Günün, dördüncü ve son yarışma filmi, Melik Saraçoğlu ve Hakkı Kurtuluş ikilisinin imzaladığı ‘Gözümün Nuru’ydu. 2009 tarihli ‘Orada’ ve ardından ‘Bergmanya’ya Yolculuk’ adlı filmleri çeken ikili, bu kez eğlenceli ve incelikli bir komediyle çıkagelmişler. Film, senarist ve yönetmenlerden Melik Saraçoğlu’nun gerçek hikayesi. Genç bir sinema tutkunu olan Melik, sinema okumak için, sinemanın mimarları Auguste ve Louis Lumière’in mekanı Lyon’u seçer kendine! Film çekme hayali, gözündeki retina dekolmanı rahatsızlığı yüzünden bir anda alt üst olur ve bir kabusa dönüşür her şey. Körlüğün kıyısından dönen Melik, kırk gün boyunca gözleri bandajlı biçimde yüzükoyun yatmak zorundadır. İşkenceyi andıran çileli süreçte, ailesi, kız arkadaşı ve en yakın dostu olan Hakkı ona destek olurlar. Melik ve hayatındaki herkes, filmin oyuncuları arasında. Annesi, babası, ağabeyi, dedesi, sevgilisi ve en yakın dostu, tabii bir de meraklı komşuları. Hayatı tiye alan Melik, olaylara ve hayatın getirdiği tesadüflere gösterdiği ‘olgun hassaslıkla’, ‘karanlığa’ karşı müthiş bir savaş verir. Zaman zaman kahkahalar attıran film, mütevazı, sınırları iyi çizilmiş, içten ve başarılı.

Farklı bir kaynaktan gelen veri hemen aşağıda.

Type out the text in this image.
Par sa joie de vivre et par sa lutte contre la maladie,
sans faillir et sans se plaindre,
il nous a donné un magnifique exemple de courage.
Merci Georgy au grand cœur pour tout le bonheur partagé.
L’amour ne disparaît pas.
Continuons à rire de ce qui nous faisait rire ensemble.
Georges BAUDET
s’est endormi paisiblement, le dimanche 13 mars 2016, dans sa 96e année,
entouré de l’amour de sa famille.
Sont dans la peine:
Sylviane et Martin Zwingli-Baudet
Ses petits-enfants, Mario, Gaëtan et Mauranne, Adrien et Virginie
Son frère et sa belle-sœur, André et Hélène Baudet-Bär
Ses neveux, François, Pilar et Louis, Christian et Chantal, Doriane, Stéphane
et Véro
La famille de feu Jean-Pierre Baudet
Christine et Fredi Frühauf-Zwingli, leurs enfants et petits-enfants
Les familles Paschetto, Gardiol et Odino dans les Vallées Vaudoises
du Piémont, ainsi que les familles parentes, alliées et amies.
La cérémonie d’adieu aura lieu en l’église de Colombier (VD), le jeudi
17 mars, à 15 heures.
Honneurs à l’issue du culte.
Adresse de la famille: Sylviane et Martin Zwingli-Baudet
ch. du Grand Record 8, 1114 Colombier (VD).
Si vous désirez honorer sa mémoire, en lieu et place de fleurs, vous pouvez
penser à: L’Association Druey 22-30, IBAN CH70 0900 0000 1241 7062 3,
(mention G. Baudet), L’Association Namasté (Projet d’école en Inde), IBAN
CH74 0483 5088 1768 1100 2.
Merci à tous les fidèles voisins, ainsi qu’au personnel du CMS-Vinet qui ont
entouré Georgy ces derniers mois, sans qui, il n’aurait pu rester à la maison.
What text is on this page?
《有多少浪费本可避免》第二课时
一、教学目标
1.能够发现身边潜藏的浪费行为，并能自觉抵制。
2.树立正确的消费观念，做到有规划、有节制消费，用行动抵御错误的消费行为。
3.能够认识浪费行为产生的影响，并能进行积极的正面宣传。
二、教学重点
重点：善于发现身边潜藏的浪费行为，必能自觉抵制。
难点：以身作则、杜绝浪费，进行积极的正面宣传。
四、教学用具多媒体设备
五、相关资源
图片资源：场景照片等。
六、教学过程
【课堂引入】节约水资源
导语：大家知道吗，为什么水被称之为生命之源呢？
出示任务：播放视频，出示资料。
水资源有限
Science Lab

Günün yabancı film seçimi, Cannes’den büyük ödülle dönen Coen Kardeşler imzalı ‘Sen Şarkılarını Söyle / Inside Llewyn Davis’ oldu. Son derece klas, son derece incelikli, müthiş bir film Coen’lerin yeni başyapıtı. 1961’de New York’ta, Greenwich Village’da geçiyor öykü. Folk müziği yapan genç müzisyen, dönemin üşüten gerçekleri, radikal bir değişim öncesi dünyayı saran ruh üşümesi ve o ne olduğu tartışılır ‘başarı’ olgusu. Başarısızlık nedir? Ya başarı denen şey… Kader, şans, hayatın kavşak noktaları, yaratılan ve oluşturulan engeller. Varoşlarda büyümüş ‘başka’ çocukların öyküsü. Uzun süren hoyrat bir kıştan çıkma uğraşı. Kaçan, kapı ardında kalan fırsatlar, ödenen ve ödenecek bedeller. Sadelik ve ustalık bir arada. Galli müzisyen ‘Llewyn’ Davis rolünde Oscar Isaac müthiş! Carey Mulligan, John Goodman ve Justin Timberlake, kadronun diğer ünlü isimleri. Iskalanması, büyük kayıp olur. Festivallerde olmazsa, vizyonda mutlaka izlemelisiniz. Hakiki ve güçlü bir yedinci sanat örneği.
Altın Koza Ulusal Yarışma kapsamında bakalım ödüller hangi filmlerin olacak sorusu şimdi akıllarda. Sinema yazarları en iyi film konusunda görüşlerini bildirdiler…
Murat Erşahin: Köksüz
Murat Özer: Köksüz
Burak Göral: Köksüz
Senem Erdine: Köksüz
Janet Barış: Köksüz
Çağdaş Günerbüyük: Köksüz
Şenay Aydemir: Köksüz
Ceylan Özgün Özçelik: Köksüz
Talip Ertürk: Köksüz
Murat Emir Eren: Köksüz
Gülhan Düzgün Varank: Köksüz
Ceyda Aşar: Jin
Kaya Özkaracalar: Jin
Okan Arpaç: Gözümün Nuru
Müjde Işıl: Yozgat Blues
21. Adana Altın Koza’da buluşmak üzere, vedalaşıyoruz kentle ve festivali gerçekleştiren bütün emekçilerle. Emeği geçen herkese çok, pek çok teşekkür! Adana’dan dönerken, eve veda etmiş gibiyiz yine. Sinemayla dopdolu, samimi festival, her sene olduğu gibi, sadece kütüphanede yerini alacak kitapçığıyla değil, her detayıyla zihinde kalacak.